About

Everything is Fiction is the title of my Doctoral Thesis.  I’ve chosen it here as well not only to broaden my meaning in that context, but because I believe it transcends that title and functions as a theoretical philosophy.

For the Thesis, my use of the phrase ‘Everything is Fiction’ was meant as a challenge.  In that context, it embodied the precarious nature of my using two fictional accounts (novels by the English writer Ian McEwan) as ethnographies of Atheism.  By using these sources, not only was I trying to challenge the idea that an ethnography, by necessity, must appear as an objective text written from a trained professional in the field of anthropology, but that even those sorts of texts, by their inherent ‘artificial’ nature, were fictions in their own way.

In the context of this blog, I am attempting to do the same, but on a larger scale.  As I stated in the first post, by ‘fiction’ I mean that ‘everything’ is based on a construction, the most predominant form being that of a story.  As I said there:

EVERYTHING IS FICTION means two things:

  1. Meaning, such as ‘reality claims’ all derive from stories. Stories are how we communicate. They function on dialogue and interaction, and it is through interactions with others that we begin to understand ourselves. Stories are how we shape our lives, make sense of disorientation, and re-orientate ourselves in the face of disappointment or triumph. Religion, history, culture, science, and philosophy: all of these are products of stories. However, because stories function on dialogue and communication, stories are also discourse. Therefore, stories are neither true, nor false, neither fiction, nor fact. They are just discourse, and can only be perceived and examined as such.
  2. As discourse, stories are constructions, so that the meaning or ‘truth’ sourced from within them is dependent upon discursive contextualization. In this way, much like how Kliever or Miller depict all claims of reality or all human knowledge as ‘fabrications’ or ‘constructions,’ translated herein, ‘fictional construction’ does not mean something ‘made-up’ or ‘false.’ Rather, it means something ‘made-from’ or manufactured as well, what Geertz refers to as ‘faction,’ a precarious portmanteau that depicts even the most objective of ethnographic texts as “imaginative writing about real people in real places at real times.” (Clifford Geertz, Works and Lives: The Anthropologist as Author (Stanford: Stanford University Press, 1989), 141.
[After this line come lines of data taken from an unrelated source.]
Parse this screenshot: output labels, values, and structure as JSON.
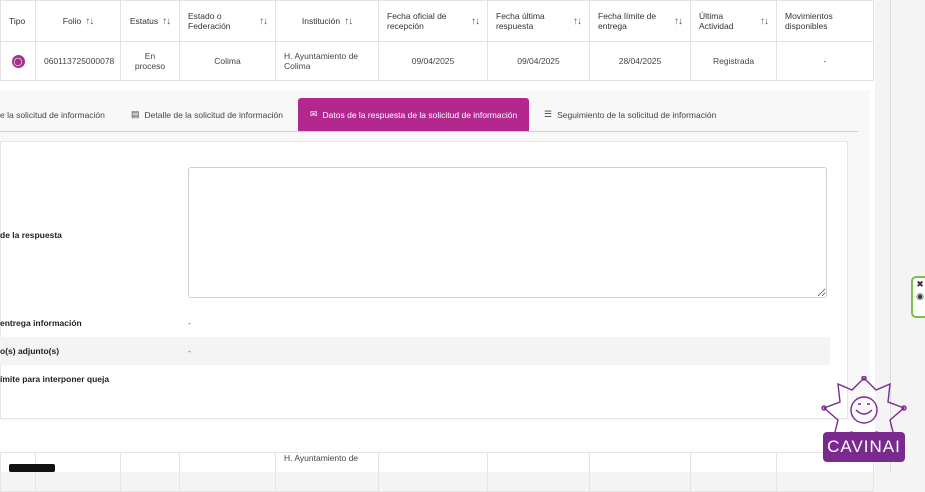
{
  "table": {
    "headers": [
      "Tipo",
      "Folio",
      "Estatus",
      "Estado o Federación",
      "Institución",
      "Fecha oficial de recepción",
      "Fecha última respuesta",
      "Fecha límite de entrega",
      "Última Actividad",
      "Movimientos disponibles"
    ],
    "sort_glyph": "↑↓",
    "row": {
      "folio": "060113725000078",
      "estatus": "En proceso",
      "estado": "Colima",
      "institucion": "H. Ayuntamiento de Colima",
      "fecha_recepcion": "09/04/2025",
      "fecha_respuesta": "09/04/2025",
      "fecha_limite": "28/04/2025",
      "actividad": "Registrada",
      "movimientos": "-"
    },
    "row2": {
      "institucion": "H. Ayuntamiento de"
    }
  },
  "tabs": [
    {
      "label": "e la solicitud de información"
    },
    {
      "label": "Detalle de la solicitud de información"
    },
    {
      "label": "Datos de la respuesta de la solicitud de información"
    },
    {
      "label": "Seguimiento de la solicitud de información"
    }
  ],
  "details": {
    "respuesta_label": "de la respuesta",
    "entrega_label": "entrega información",
    "entrega_value": "-",
    "adjunto_label": "o(s) adjunto(s)",
    "adjunto_value": "-",
    "queja_label": "ímite para interponer queja"
  },
  "logo": {
    "text": "CAVINAI"
  },
  "colors": {
    "accent": "#b3288f",
    "logo_bg": "#7a2a8f",
    "side_border": "#7bbf4e"
  }
}
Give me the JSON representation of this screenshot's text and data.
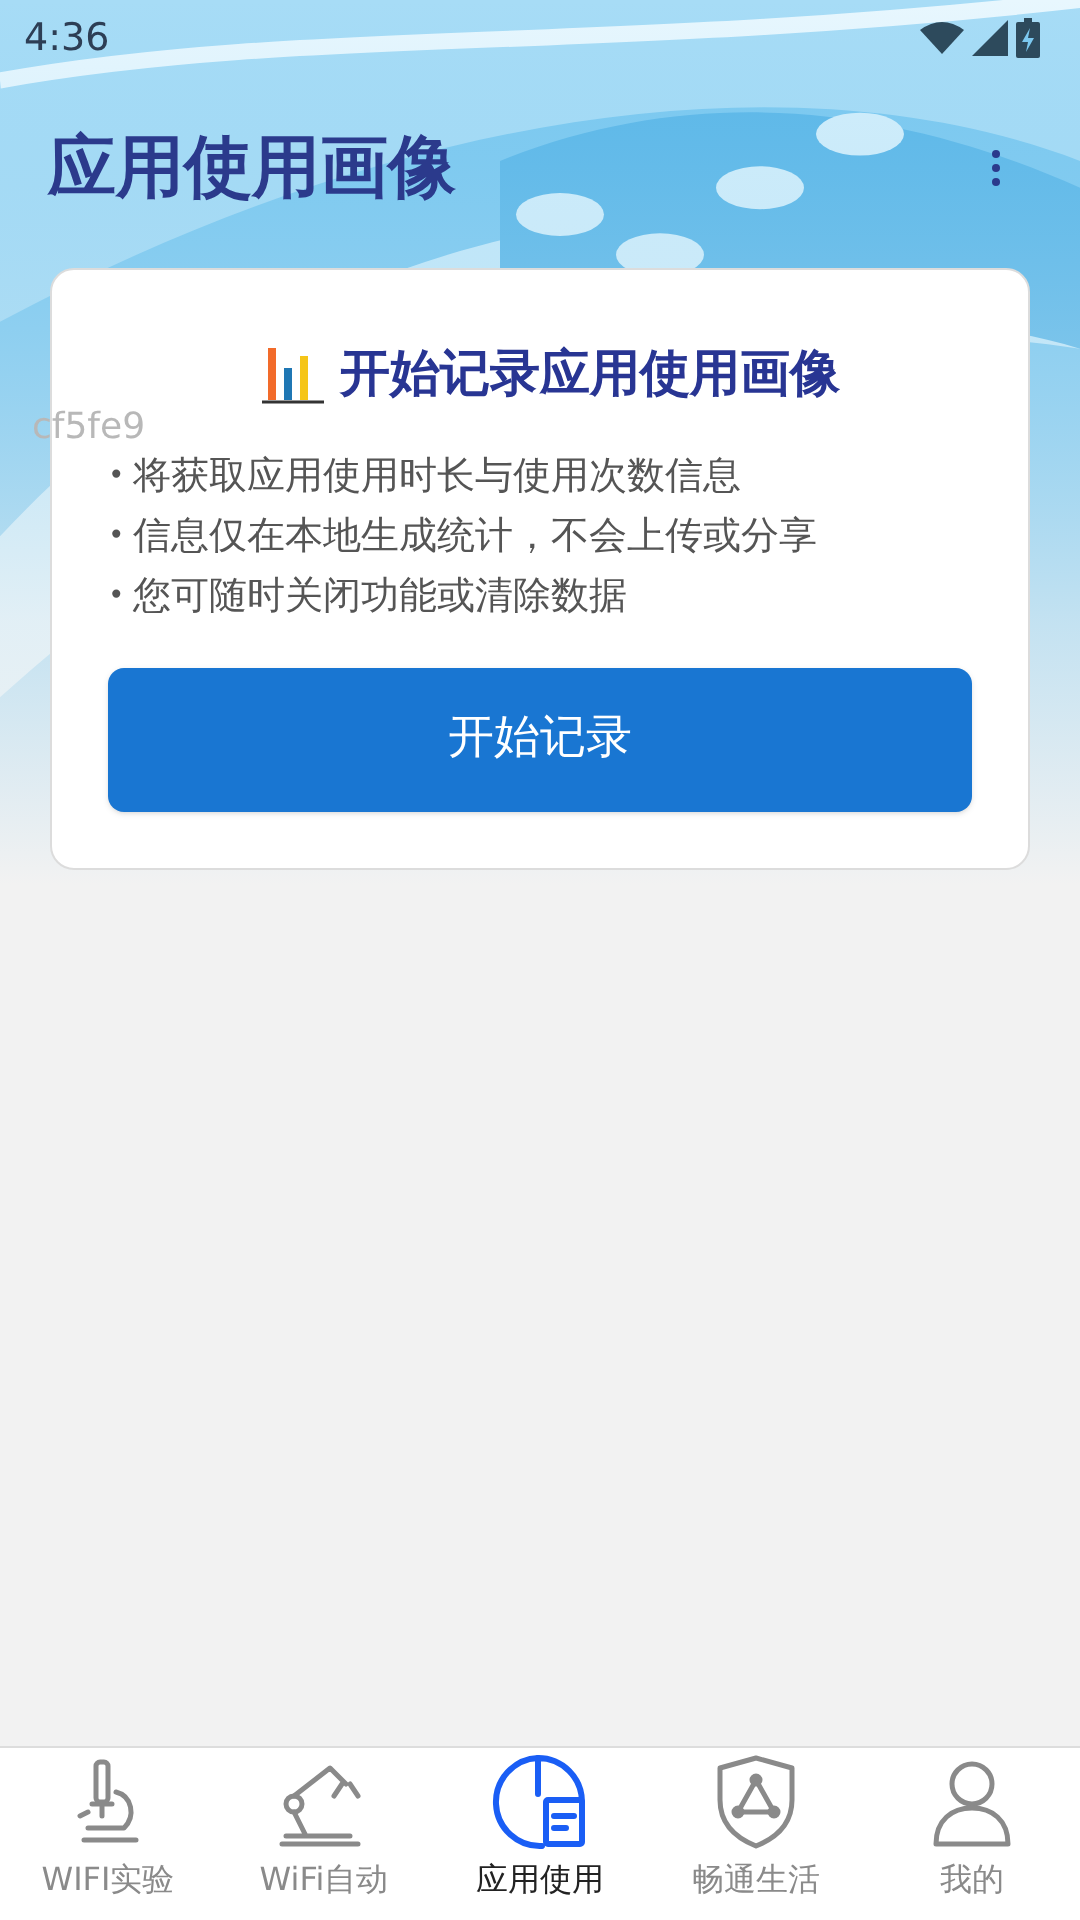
{
  "status_bar": {
    "time": "4:36"
  },
  "header": {
    "title": "应用使用画像"
  },
  "stray_text": "cf5fe9",
  "card": {
    "title": "开始记录应用使用画像",
    "bullets": [
      {
        "mark": "•",
        "text": "将获取应用使用时长与使用次数信息"
      },
      {
        "mark": "•",
        "text": "信息仅在本地生成统计，不会上传或分享"
      },
      {
        "mark": "•",
        "text": "您可随时关闭功能或清除数据"
      }
    ],
    "button": "开始记录"
  },
  "bottom_nav": [
    {
      "label": "WIFI实验",
      "kind": "microscope",
      "selected": false
    },
    {
      "label": "WiFi自动",
      "kind": "robot-arm",
      "selected": false
    },
    {
      "label": "应用使用",
      "kind": "chart-doc",
      "selected": true
    },
    {
      "label": "畅通生活",
      "kind": "shield",
      "selected": false
    },
    {
      "label": "我的",
      "kind": "user",
      "selected": false
    }
  ]
}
EVERYTHING IS BASED ON A STORY, STORIES ARE BASED ON DISCOURSE, AND DISCOURSE IS ALWAYS CONSTRUCTED.

EVERYTHING IS FICTION is my way of discussing, analysing, and critiquing discourse. 

This blog, then, is my attempt at making sense of the ‘fictional’ things that I perceive, stories that I intend to tell via stories that I have myself constructed.  As well, the focus of these posts will likely have something to do with Atheism or anthropology or writing, as these are the things I know most about (or that are most occupying my interests) at this point in time.  What this also means is that the posts that appear within this context will vary in style and appearance, sometimes looking like very distinct research articles, and sometimes taking the shape of more reflexive or narrative-based opinions.  

In this way, not only will I be attempting to further my argument that ‘everything’ is fiction, I will be doing so in a number of ‘fictional’ ways.  


For more information on me, here’s a quick bio and some useful links:

I’m from southern California, and grew up in a small town called Ramona, a good forty minute drive from most of anything.  After avoiding university for a few years and learning to truly hate working retail jobs, I earned my Bachelor of Arts degree in Religious Studies from the University of California, Riverside.  I then went on to California State University, Long Beach where I received a Master of Arts in Religious Studies, with a focus on early American religion and New Religious Movements.  From there, I took a detour to Texas where I attended Baylor University, earning a Master of Arts in American Studies (emphasis on fundamentalism, Atheism, and New Religious Movements in America) and a Master of Arts in Church-State Studies at the now deceased J.M Dawson Institute of Church-State Studies (emphasis on the ‘legality’ of Atheism under the US Constitution’s First Amendment).  After that, I came to Edinburgh where I have lived for four years working on my PhD.  Here, my focus has been on Atheism, mostly through a discursive lens, attempting to make sense of it beyond the restrictions of mere ‘definitions.’